L’uomo era andato in coma dopo qualche giorno. Ora si è ripreso
PESCARA. È finito in coma in ospedale. Dopo una brutta discussione avvenuta giovedì scorso nel quartiere San Donato, un uomo di origine cinese ha preferito non essere trasportato in ospedale, ma poi nel giro di qualche giorno le sue condizioni si sono aggravate ed è quindi stato ricoverato in prognosi riservata, dopodiché la situazione è via via migliorata e l'allarme è rientrato: prognosi sciolta.
Ora su quell’episodio sta indagando la polizia, che tra l'altro è intervenuta immediatamente a ridosso della lite. Secondo quanto ricostruito, era il tardo pomeriggio del 14 maggio quando alla centrale operativa del 113 sono arrivate le segnalazioni di una lite.
Dalla questura sono partite diverse pattuglie della squadra volante e all'arrivo tra via Cesano e via Panaro gli agenti hanno trovato un cinese che ha raccontato della discussione avvenuta con il proprietario di un cane, visto che lui si lamentava dei rumori eccessivi provocati dall'animale, e del cazzotto ricevuto.
L’uomo ha ritenuto opportuno non raggiungere il pronto soccorso, ripromettendosi di farlo in un secondo momento.

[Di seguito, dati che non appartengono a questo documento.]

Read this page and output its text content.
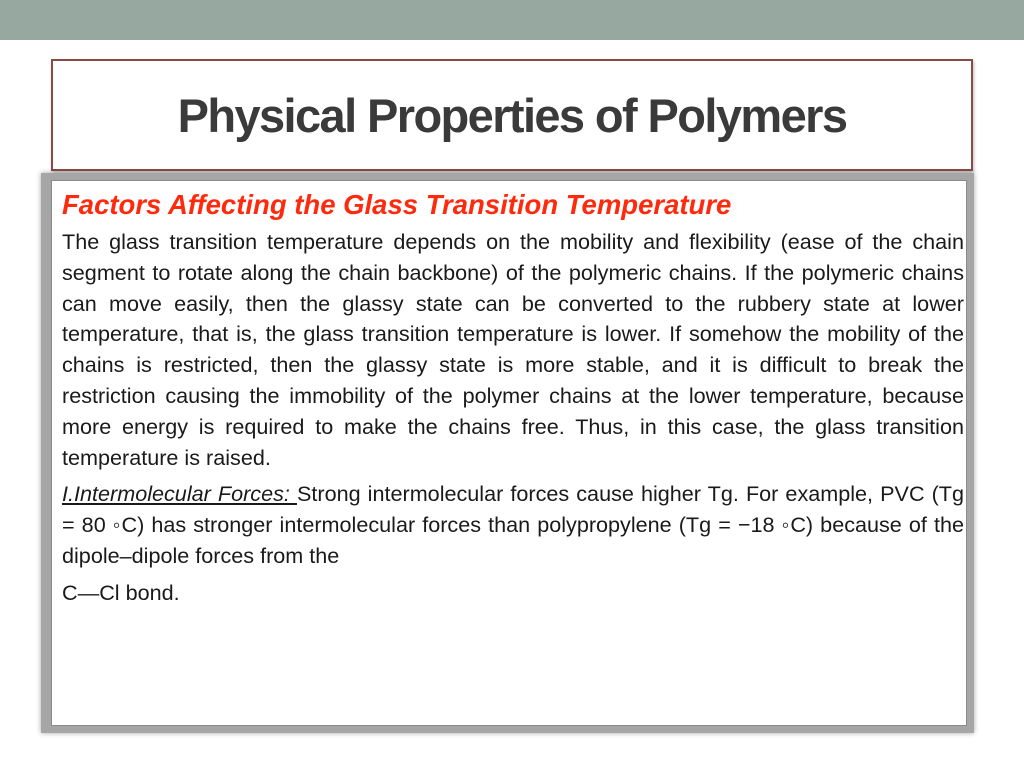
Physical Properties of Polymers
Factors Affecting the Glass Transition Temperature

The glass transition temperature depends on the mobility and flexibility (ease of the chain segment to rotate along the chain backbone) of the polymeric chains. If the polymeric chains can move easily, then the glassy state can be converted to the rubbery state at lower temperature, that is, the glass transition temperature is lower. If somehow the mobility of the chains is restricted, then the glassy state is more stable, and it is difficult to break the restriction causing the immobility of the polymer chains at the lower temperature, because more energy is required to make the chains free. Thus, in this case, the glass transition temperature is raised.

I.Intermolecular Forces: Strong intermolecular forces cause higher Tg. For example, PVC (Tg = 80 ◦C) has stronger intermolecular forces than polypropylene (Tg = −18 ◦C) because of the dipole–dipole forces from the

C—Cl bond.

Nel giro di poco gli agenti hanno rintracciato anche l'altro uomo il quale ha fornito la propria versione dei fatti, riferendo che sarebbe stato l’altro ad alzare per primo le mani.
La squadra mobile, diretta da Dante Cosentino, sta lavorando per ricostruire l'accaduto e capire le responsabilità dei, due e anche per accertare se il precipitare delle condizioni di salute del cinese sia stato una conseguenza di quel diverbio o se, invece, è accaduto altro, prima del suo ricovero allo Spirito Santo. (f.bu.)